Statement of Dr. Michael Carome, Deputy Director, and Sarah Sorscher, Attorney, Public Citizen’s Health Research Group
After a tainted drug from a New England compounding pharmacy killed 53 people and exposed a major safety problem posed by a growing illegal drug manufacturing industry, one would think that lawmakers would leap to correct the problem and boost patient safety.
Not this Congress. Senate lawmakers are proposing what amounts to a giant step backward for U.S. drug safety and quality control.
Draft legislation on pharmacy compounding released Friday, April 26, by the U.S. Senate Committee on Health, Education, Labor and Pensions (the Senate HELP Committee) would dramatically weaken patient protections by creating an extremely dangerous new class of drug manufacturers, confusingly called “compounding manufacturers.” (In contrast to drug manufacturing, pharmacy compounding involves a pharmacist preparing, in response to a physician’s prescription, an individually customized drug for one patient who has unique medical needs that cannot be met by a commercially available, Food and Drug Administration (FDA)-approved drug manufactured by a pharmaceutical company.)
These second-tier manufacturers would be permitted to mass-produce standardized drugs and sell across state lines without obtaining FDA approval or meeting federal labeling requirements intended to ensure the safe use of drugs — requirements currently mandated for all drug manufacturers.
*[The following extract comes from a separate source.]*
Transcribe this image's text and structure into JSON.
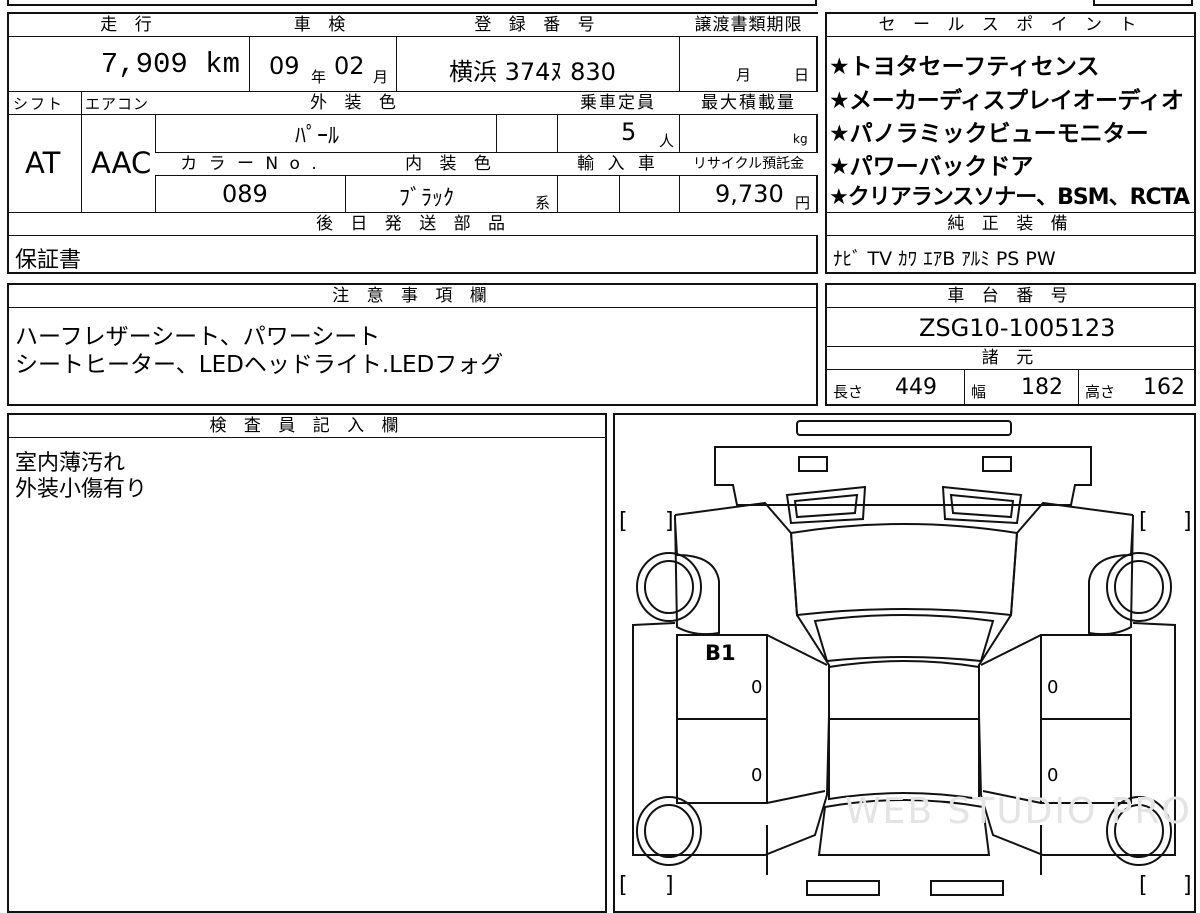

Rather than strengthening the FDA’s authority over high-risk manufacturing activities, this bill would remove important federal requirements that protect patients from unsafe and ineffective drugs and bring about massive deregulation of a growing industry of second-tier drug manufacturing — an industry that has been permitted to thrive under the guise of “pharmacy compounding” in violation of current federal law due to lax FDA enforcement. Even worse, the substandard drugs manufactured by proposed second-tier “compounding manufacturers” would carry no warning label to notify hospitals, doctors and patients that drugs made by this industry are not approved by the FDA or evaluated by the FDA for safety, efficacy and accurate labeling.
Under current law, compounding pharmacies that mass produce standardized products, as opposed to producing customized drugs to meet an individual patient’s needs, are considered drug manufacturers and are subject to FDA regulation. As manufacturers, these firms can be prosecuted if they fail to register with the FDA, submit to FDA inspections, obtain FDA pre-market approval, follow good manufacturing practices, report adverse events or take certain steps to avoid false or misleading labeling.
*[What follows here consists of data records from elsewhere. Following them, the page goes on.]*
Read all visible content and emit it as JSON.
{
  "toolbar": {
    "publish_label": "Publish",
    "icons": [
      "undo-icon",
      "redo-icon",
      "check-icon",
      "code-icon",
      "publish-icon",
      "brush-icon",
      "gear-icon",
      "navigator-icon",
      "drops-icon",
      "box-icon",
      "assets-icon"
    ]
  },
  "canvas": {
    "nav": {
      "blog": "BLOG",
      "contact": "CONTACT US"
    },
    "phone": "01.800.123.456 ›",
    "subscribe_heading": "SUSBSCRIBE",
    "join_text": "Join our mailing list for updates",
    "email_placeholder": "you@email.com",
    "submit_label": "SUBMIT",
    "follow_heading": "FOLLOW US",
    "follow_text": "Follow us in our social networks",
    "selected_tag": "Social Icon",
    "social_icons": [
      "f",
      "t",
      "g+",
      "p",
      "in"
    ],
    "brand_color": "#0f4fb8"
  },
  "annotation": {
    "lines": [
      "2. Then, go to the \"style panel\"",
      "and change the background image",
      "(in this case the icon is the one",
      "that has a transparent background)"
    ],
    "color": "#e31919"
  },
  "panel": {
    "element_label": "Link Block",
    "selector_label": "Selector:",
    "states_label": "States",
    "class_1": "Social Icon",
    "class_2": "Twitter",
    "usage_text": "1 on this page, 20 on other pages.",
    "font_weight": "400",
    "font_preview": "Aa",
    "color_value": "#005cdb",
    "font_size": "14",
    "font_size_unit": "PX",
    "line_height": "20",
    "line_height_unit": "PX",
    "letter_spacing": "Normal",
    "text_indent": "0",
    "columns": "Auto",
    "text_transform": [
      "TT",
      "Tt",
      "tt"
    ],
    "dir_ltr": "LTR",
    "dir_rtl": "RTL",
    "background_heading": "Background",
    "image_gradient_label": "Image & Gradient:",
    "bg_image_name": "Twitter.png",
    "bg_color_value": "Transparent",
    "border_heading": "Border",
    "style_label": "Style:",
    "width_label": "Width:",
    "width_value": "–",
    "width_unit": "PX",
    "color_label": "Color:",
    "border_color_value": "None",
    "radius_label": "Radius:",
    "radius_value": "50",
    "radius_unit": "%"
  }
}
In the past, the FDA has been slow to enforce these laws against companies calling themselves “compounding pharmacies,” even where they engage in manufacturing activity. The agency can correct that error by taking swift, aggressive action to identify and prosecute these companies under existing statutory authority.
Yet rather than pushing the FDA to fully use its existing authority and giving the agency enhanced authority to monitor and inspect all compounding pharmacies, the Senate HELP Committee proposal ratifies and endorses the FDA’s history of under-enforcement, allowing “compounding manufacturers” to continue manufacturing drugs under greatly weakened federal standards.
Under these clearly weakened standards, “compounding manufacturers” would only have to comply with limited federal requirements (such as good manufacturing practices, registration and some post-marketing inspection requirements), but could mass-produce new drugs without obtaining FDA premarket approval or complying with federal labeling requirements. As a result, “compounding manufacturers” could manufacture new drug formulations and combinations that have not been evaluated for safety and efficacy and could launch new, untested manufacturing processes without first receiving an inspection or approval by the FDA. They also would not be required to include labels that explain how to safely use the product, including indications for use, precautions and warnings about serious toxicities, and contraindications for use.
The proposed legislation also fails to adequately strengthen federal oversight of traditional compounding pharmacies. Under the new law, these companies would be entirely exempt from FDA authority, including registration and inspection requirements. This would make it harder for the FDA to police the line between traditional compounding and drug manufacturing, a major problem because the definition of “traditional compounding” in the statute is overly broad, ambiguous and subject to abuse.
The American public deserves better. Congress should reject the HELP Committee proposal and instead adopt legislation that would:
– Draw a single, clear line between traditional compounding and drug manufacturing, with no newly created category of second-tier, substandard drug manufacturers, called “compounding manufactures”;
– Provide adequate funding to the FDA to aggressively enforce existing laws against “compounding pharmacies” that cross the line into manufacturing;
– Strengthen the FDA’s authority to police the line between traditional compounding and drug manufacturing by requiring registration and granting the FDA authority to inspect for traditional compounding pharmacies, regardless of whether they engage in drug manufacturing activities; and
– Require clear, standardized warning labels to communicate to providers and patients who purchase traditional compounded products that the safety, efficacy and the accuracy of the product’s labeling have not been assessed by the FDA.